Updated: Nov 4, 2022

Q : My business partner and I disagree on how we should handle a situation at work. We made a decision that turned out to be a pretty big mistake and it impacted our team in a negative way. I think we should acknowledge to the team that it was a mistake but my partner things we shouldn’t and that we should just move on. Who’s right?

A: What a great question. In short, in my opinion, you are. I would argue the key to regaining the respect and trust of your team is contingent upon your willingness to accept responsibility for your decision and its impact on the team.

There is often a perceived notion that leaders should hide weaknesses and mistakes. I disagree. Admitting you made a mistake is a sign of strength, maturity and a great leader.
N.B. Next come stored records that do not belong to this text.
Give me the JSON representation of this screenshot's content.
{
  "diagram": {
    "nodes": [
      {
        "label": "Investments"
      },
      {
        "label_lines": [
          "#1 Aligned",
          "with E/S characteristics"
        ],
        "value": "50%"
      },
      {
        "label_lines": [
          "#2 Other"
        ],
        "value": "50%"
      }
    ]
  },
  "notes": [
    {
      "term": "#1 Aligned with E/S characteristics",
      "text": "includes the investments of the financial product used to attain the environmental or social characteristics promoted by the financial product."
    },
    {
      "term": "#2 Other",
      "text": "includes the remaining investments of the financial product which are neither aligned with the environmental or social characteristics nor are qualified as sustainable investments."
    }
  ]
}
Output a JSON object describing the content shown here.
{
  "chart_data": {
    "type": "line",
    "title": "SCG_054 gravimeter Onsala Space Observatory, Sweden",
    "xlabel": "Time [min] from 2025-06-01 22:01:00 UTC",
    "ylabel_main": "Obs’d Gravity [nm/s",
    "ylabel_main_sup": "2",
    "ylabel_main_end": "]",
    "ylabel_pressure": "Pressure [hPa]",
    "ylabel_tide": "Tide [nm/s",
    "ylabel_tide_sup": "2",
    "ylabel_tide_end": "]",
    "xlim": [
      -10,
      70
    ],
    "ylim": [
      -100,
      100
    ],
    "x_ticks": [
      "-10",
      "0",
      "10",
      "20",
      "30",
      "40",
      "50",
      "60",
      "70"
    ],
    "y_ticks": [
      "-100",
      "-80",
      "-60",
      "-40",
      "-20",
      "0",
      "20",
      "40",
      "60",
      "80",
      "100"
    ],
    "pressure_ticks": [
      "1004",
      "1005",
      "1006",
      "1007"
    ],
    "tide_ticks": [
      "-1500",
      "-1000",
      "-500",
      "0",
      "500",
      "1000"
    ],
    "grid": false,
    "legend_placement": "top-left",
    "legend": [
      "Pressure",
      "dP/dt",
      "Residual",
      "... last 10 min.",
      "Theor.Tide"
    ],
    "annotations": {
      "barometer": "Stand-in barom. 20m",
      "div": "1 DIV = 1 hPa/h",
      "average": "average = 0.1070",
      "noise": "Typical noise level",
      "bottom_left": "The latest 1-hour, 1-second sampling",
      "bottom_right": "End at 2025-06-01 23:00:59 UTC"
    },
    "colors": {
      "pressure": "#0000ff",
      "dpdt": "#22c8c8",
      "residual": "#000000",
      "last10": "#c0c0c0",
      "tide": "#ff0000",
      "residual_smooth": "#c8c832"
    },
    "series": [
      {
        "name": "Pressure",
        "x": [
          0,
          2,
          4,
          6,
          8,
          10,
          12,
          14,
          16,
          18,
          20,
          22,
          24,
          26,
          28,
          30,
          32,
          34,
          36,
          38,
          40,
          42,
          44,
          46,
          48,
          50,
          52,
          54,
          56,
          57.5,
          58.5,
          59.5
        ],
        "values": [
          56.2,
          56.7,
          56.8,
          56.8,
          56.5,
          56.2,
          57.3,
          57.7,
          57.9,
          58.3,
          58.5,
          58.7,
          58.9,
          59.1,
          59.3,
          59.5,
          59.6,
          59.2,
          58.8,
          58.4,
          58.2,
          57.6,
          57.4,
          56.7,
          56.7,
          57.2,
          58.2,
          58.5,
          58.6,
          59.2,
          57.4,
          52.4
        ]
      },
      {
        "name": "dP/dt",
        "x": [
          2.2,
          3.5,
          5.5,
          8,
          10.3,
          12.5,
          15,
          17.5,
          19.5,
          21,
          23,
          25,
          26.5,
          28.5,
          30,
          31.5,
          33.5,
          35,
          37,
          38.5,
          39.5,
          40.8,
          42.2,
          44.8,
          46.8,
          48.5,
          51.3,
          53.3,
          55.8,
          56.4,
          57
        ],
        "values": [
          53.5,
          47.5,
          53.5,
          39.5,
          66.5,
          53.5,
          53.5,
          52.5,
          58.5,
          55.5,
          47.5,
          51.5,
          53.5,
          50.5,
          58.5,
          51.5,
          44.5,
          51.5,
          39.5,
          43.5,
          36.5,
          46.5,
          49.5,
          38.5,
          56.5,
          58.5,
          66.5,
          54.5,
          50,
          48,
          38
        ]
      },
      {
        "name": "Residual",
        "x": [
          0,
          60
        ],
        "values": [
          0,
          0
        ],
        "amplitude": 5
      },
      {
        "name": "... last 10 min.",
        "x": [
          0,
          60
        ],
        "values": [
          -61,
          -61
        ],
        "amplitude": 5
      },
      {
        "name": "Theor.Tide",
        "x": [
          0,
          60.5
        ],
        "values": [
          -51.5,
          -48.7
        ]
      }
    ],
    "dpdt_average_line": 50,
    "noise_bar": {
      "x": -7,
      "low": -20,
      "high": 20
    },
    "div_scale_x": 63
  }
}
Employees look to see how leaders respond to challenges before they’ll fully accept that person’s leadership. Your team will follow your lead and likely take more ownership of their roles & actions. Further, when they do make a mistake, they will take responsibility for it instead of trying to cover it up, which can happen. Acknowledging your mistake will actually increase trust and builds a culture that fosters team & innovation.

Admitting a mistake does take courage and practice. Here’s how it’s done:

  1. Say “I’m sorry” or “I apologize”– it’s got to be sincere or don’t bother. An insincere apology will make matters worse.

  2. Own your actions by saying what you regret about your actions. Don’t make excuses or defend your position. The buck stops with you.

  3. Say what you are doing to fix it and/or would do differently next time.

  4. Then do it – follow through. Your words and your actions must align.

My advice is do it sooner then later. You might be surprised how good you and your team feel once you’ve done it.